A Massachusetts resident identifying herself only as "Safi," who asked that her last name not be used for fear of retribution against her relatives in Afghanistan, ties a bow around a keepsake teddy bear Tuesday, Nov. 9, 2021, during an interview with The Associated Press. Thousands of Afghans have applied for temporary admission into the U.S. for humanitarian reasons, but few have been approved since the Taliban recaptured control of their homeland. "We're worried for their lives," said Safi, whose family is sponsoring some 20 other relatives seeking humanitarian parole. (AP Photo/Steven Senne)More than 28,000 Afghans have applied for temporary admission into the U.S. for humanitarian reasons since shortly before the Taliban recaptured Afghanistan and sparked a chaotic U.S. withdrawal, but only about 100 of them have been approved, according to federal officials.

U.S. Citizenship and Immigration Services has struggled to keep up with the surge in applicants to a little-used program known as humanitarian parole but promises it’s ramping up staff to address the growing backlog.

Afghan families in the U.S. and the immigrant groups supporting them say the slow pace of approvals threatens the safety of their loved ones, who face an uncertain future under the hard-line Islamic government because of their ties to the West.

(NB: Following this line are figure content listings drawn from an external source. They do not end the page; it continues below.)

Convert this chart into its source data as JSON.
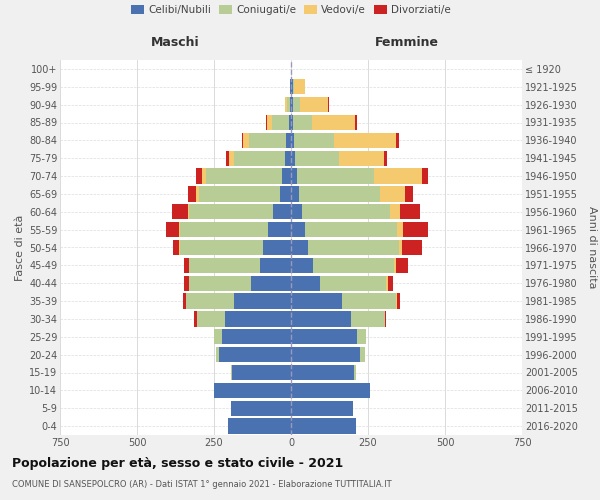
{
  "age_groups": [
    "0-4",
    "5-9",
    "10-14",
    "15-19",
    "20-24",
    "25-29",
    "30-34",
    "35-39",
    "40-44",
    "45-49",
    "50-54",
    "55-59",
    "60-64",
    "65-69",
    "70-74",
    "75-79",
    "80-84",
    "85-89",
    "90-94",
    "95-99",
    "100+"
  ],
  "birth_years": [
    "2016-2020",
    "2011-2015",
    "2006-2010",
    "2001-2005",
    "1996-2000",
    "1991-1995",
    "1986-1990",
    "1981-1985",
    "1976-1980",
    "1971-1975",
    "1966-1970",
    "1961-1965",
    "1956-1960",
    "1951-1955",
    "1946-1950",
    "1941-1945",
    "1936-1940",
    "1931-1935",
    "1926-1930",
    "1921-1925",
    "≤ 1920"
  ],
  "males": {
    "celibi": [
      205,
      195,
      250,
      190,
      235,
      225,
      215,
      185,
      130,
      100,
      90,
      75,
      60,
      35,
      30,
      20,
      15,
      8,
      4,
      2,
      1
    ],
    "coniugati": [
      0,
      0,
      0,
      5,
      10,
      25,
      90,
      155,
      200,
      230,
      270,
      285,
      270,
      265,
      245,
      165,
      120,
      55,
      10,
      2,
      0
    ],
    "vedovi": [
      0,
      0,
      0,
      0,
      0,
      0,
      0,
      0,
      2,
      2,
      3,
      5,
      5,
      8,
      15,
      15,
      20,
      15,
      5,
      0,
      0
    ],
    "divorziati": [
      0,
      0,
      0,
      0,
      0,
      0,
      10,
      10,
      15,
      15,
      20,
      40,
      50,
      25,
      20,
      10,
      5,
      2,
      0,
      0,
      0
    ]
  },
  "females": {
    "nubili": [
      210,
      200,
      255,
      205,
      225,
      215,
      195,
      165,
      95,
      70,
      55,
      45,
      35,
      25,
      20,
      12,
      10,
      8,
      5,
      5,
      1
    ],
    "coniugate": [
      0,
      0,
      0,
      5,
      15,
      30,
      110,
      175,
      215,
      265,
      295,
      300,
      285,
      265,
      250,
      145,
      130,
      60,
      25,
      5,
      0
    ],
    "vedove": [
      0,
      0,
      0,
      0,
      0,
      0,
      0,
      5,
      5,
      5,
      10,
      20,
      35,
      80,
      155,
      145,
      200,
      140,
      90,
      35,
      0
    ],
    "divorziate": [
      0,
      0,
      0,
      0,
      0,
      0,
      5,
      10,
      15,
      40,
      65,
      80,
      65,
      25,
      20,
      10,
      10,
      5,
      2,
      0,
      0
    ]
  },
  "colors": {
    "celibi_nubili": "#4a72b0",
    "coniugati": "#b8cc96",
    "vedovi": "#f5c96e",
    "divorziati": "#cc2222"
  },
  "xlim": 750,
  "title": "Popolazione per età, sesso e stato civile - 2021",
  "subtitle": "COMUNE DI SANSEPOLCRO (AR) - Dati ISTAT 1° gennaio 2021 - Elaborazione TUTTITALIA.IT",
  "xlabel_left": "Maschi",
  "xlabel_right": "Femmine",
  "ylabel_left": "Fasce di età",
  "ylabel_right": "Anni di nascita",
  "bg_color": "#f0f0f0",
  "plot_bg": "#ffffff",
  "legend_labels": [
    "Celibi/Nubili",
    "Coniugati/e",
    "Vedovi/e",
    "Divorziati/e"
  ]
}
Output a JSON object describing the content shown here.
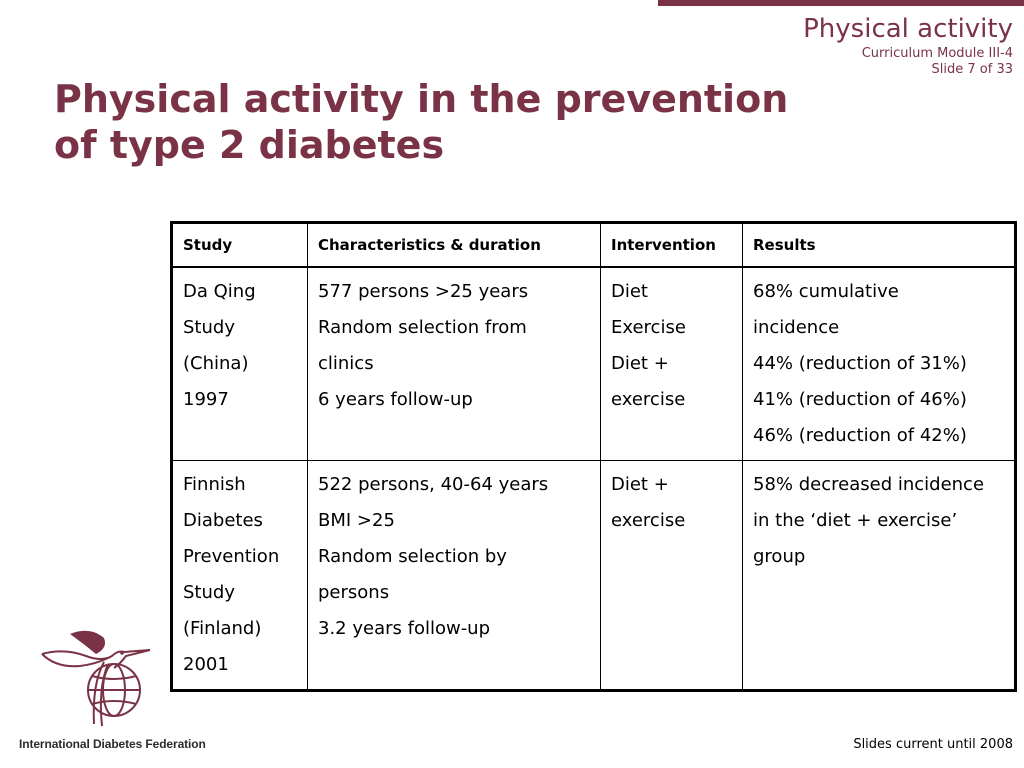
{
  "header": {
    "section_title": "Physical activity",
    "module": "Curriculum Module III-4",
    "slide": "Slide 7 of 33"
  },
  "title": {
    "line1": "Physical activity in the prevention",
    "line2": "of type 2 diabetes"
  },
  "table": {
    "headers": [
      "Study",
      "Characteristics & duration",
      "Intervention",
      "Results"
    ],
    "rows": [
      {
        "study": [
          "Da Qing",
          "Study",
          "(China)",
          "1997"
        ],
        "characteristics": [
          "577 persons >25 years",
          "Random selection from",
          "clinics",
          "6 years follow-up"
        ],
        "intervention": [
          "Diet",
          "Exercise",
          "Diet +",
          "exercise"
        ],
        "results": [
          "68% cumulative",
          "incidence",
          "44% (reduction of 31%)",
          "41% (reduction of 46%)",
          "46% (reduction of 42%)"
        ]
      },
      {
        "study": [
          "Finnish",
          "Diabetes",
          "Prevention",
          "Study",
          "(Finland)",
          "2001"
        ],
        "characteristics": [
          "522 persons, 40-64 years",
          "BMI >25",
          "Random selection by",
          "persons",
          "3.2 years follow-up"
        ],
        "intervention": [
          "Diet +",
          "exercise"
        ],
        "results": [
          "58% decreased incidence",
          "in the ‘diet + exercise’",
          "group"
        ]
      }
    ]
  },
  "footer": {
    "organization": "International Diabetes Federation",
    "note": "Slides current until 2008"
  },
  "colors": {
    "accent": "#7a3346"
  },
  "icons": {
    "logo": "hummingbird-globe-logo"
  }
}
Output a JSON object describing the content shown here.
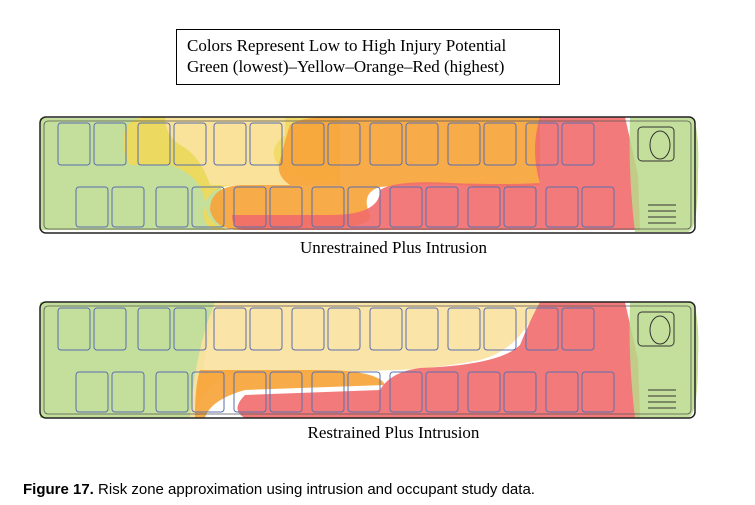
{
  "legend": {
    "line1": "Colors Represent Low to High Injury Potential",
    "line2": "Green (lowest)–Yellow–Orange–Red (highest)"
  },
  "colors": {
    "green": "#b9d98a",
    "yellow": "#f7dc6e",
    "light_yellow": "#fbe2a0",
    "orange": "#f7a43a",
    "red": "#f26b6b",
    "seat_outline": "#5a6fb0",
    "bus_outline": "#222222"
  },
  "scenarios": [
    {
      "label": "Unrestrained Plus Intrusion"
    },
    {
      "label": "Restrained Plus Intrusion"
    }
  ],
  "caption": {
    "figure": "Figure 17.",
    "text": " Risk zone approximation using intrusion and occupant study data."
  }
}
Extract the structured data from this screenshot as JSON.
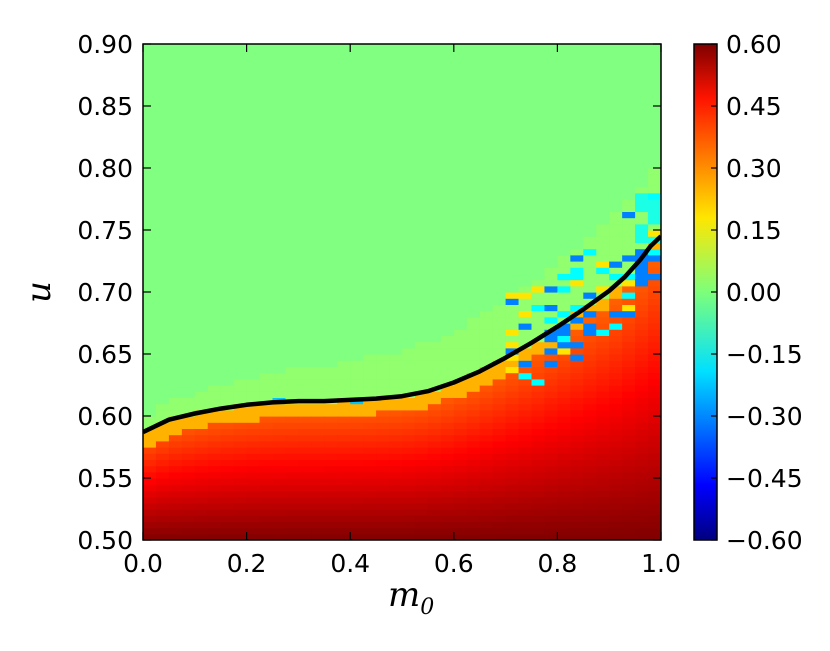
{
  "chart_data": {
    "type": "heatmap",
    "title": "",
    "xlabel": "m",
    "xlabel_subscript": "0",
    "ylabel": "u",
    "xlim": [
      0.0,
      1.0
    ],
    "ylim": [
      0.5,
      0.9
    ],
    "x_tick_labels": [
      "0.0",
      "0.2",
      "0.4",
      "0.6",
      "0.8",
      "1.0"
    ],
    "y_tick_labels": [
      "0.50",
      "0.55",
      "0.60",
      "0.65",
      "0.70",
      "0.75",
      "0.80",
      "0.85",
      "0.90"
    ],
    "colorbar": {
      "colormap": "jet",
      "range": [
        -0.6,
        0.6
      ],
      "tick_labels": [
        "0.60",
        "0.45",
        "0.30",
        "0.15",
        "0.00",
        "−0.15",
        "−0.30",
        "−0.45",
        "−0.60"
      ]
    },
    "boundary_curve": {
      "color": "#000000",
      "x": [
        0.0,
        0.05,
        0.1,
        0.15,
        0.2,
        0.25,
        0.3,
        0.35,
        0.4,
        0.45,
        0.5,
        0.55,
        0.6,
        0.65,
        0.7,
        0.75,
        0.8,
        0.85,
        0.9,
        0.93,
        0.96,
        0.98,
        1.0
      ],
      "y": [
        0.587,
        0.597,
        0.602,
        0.606,
        0.609,
        0.611,
        0.612,
        0.612,
        0.613,
        0.614,
        0.616,
        0.62,
        0.627,
        0.636,
        0.647,
        0.659,
        0.672,
        0.686,
        0.701,
        0.712,
        0.726,
        0.737,
        0.745
      ]
    },
    "field_description": {
      "below_curve": "positive values, ~0.30 near boundary rising to 0.60 at u=0.50",
      "above_curve": "approximately 0.00",
      "noisy_region": "negative patches (~ -0.30) near boundary for m0 > 0.7"
    }
  }
}
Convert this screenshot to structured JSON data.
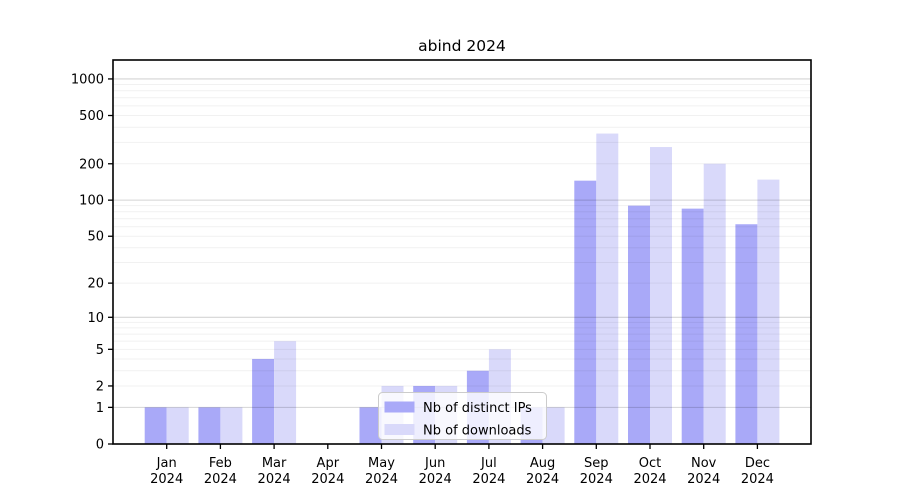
{
  "chart_data": {
    "type": "bar",
    "title": "abind 2024",
    "categories": [
      "Jan 2024",
      "Feb 2024",
      "Mar 2024",
      "Apr 2024",
      "May 2024",
      "Jun 2024",
      "Jul 2024",
      "Aug 2024",
      "Sep 2024",
      "Oct 2024",
      "Nov 2024",
      "Dec 2024"
    ],
    "month_labels": [
      "Jan",
      "Feb",
      "Mar",
      "Apr",
      "May",
      "Jun",
      "Jul",
      "Aug",
      "Sep",
      "Oct",
      "Nov",
      "Dec"
    ],
    "year_label": "2024",
    "series": [
      {
        "name": "Nb of distinct IPs",
        "color": "#a9a9f8",
        "values": [
          1,
          1,
          4,
          0,
          1,
          2,
          3,
          1,
          145,
          90,
          85,
          63
        ]
      },
      {
        "name": "Nb of downloads",
        "color": "#d9d9fa",
        "values": [
          1,
          1,
          6,
          0,
          2,
          2,
          5,
          1,
          355,
          275,
          200,
          148
        ]
      }
    ],
    "yscale": "log1p",
    "yticks": [
      0,
      1,
      2,
      5,
      10,
      20,
      50,
      100,
      200,
      500,
      1000
    ],
    "ylim": [
      0,
      1430
    ],
    "grid": true,
    "legend": {
      "position": "inside-bottom-center"
    }
  },
  "colors": {
    "axis": "#000000",
    "major_grid": "#c9c9c9",
    "minor_grid": "#ececec",
    "legend_border": "#cccccc",
    "background": "#ffffff"
  }
}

“We’re worried for their lives,” says Safi, a Massachusetts resident whose family is sponsoring 21 relatives seeking humanitarian parole. “Sometimes, I think there will be a day when I wake up and receive a call saying that they’re no more.” The 38-year-old U.S. permanent resident, who asked that her last name not be used for fear of retribution against her relatives, is hoping to bring over her sister, her uncle and their families. She says the families have been in hiding and their house was destroyed in a recent bombing because her uncle had been a prominent local official before the Taliban took over.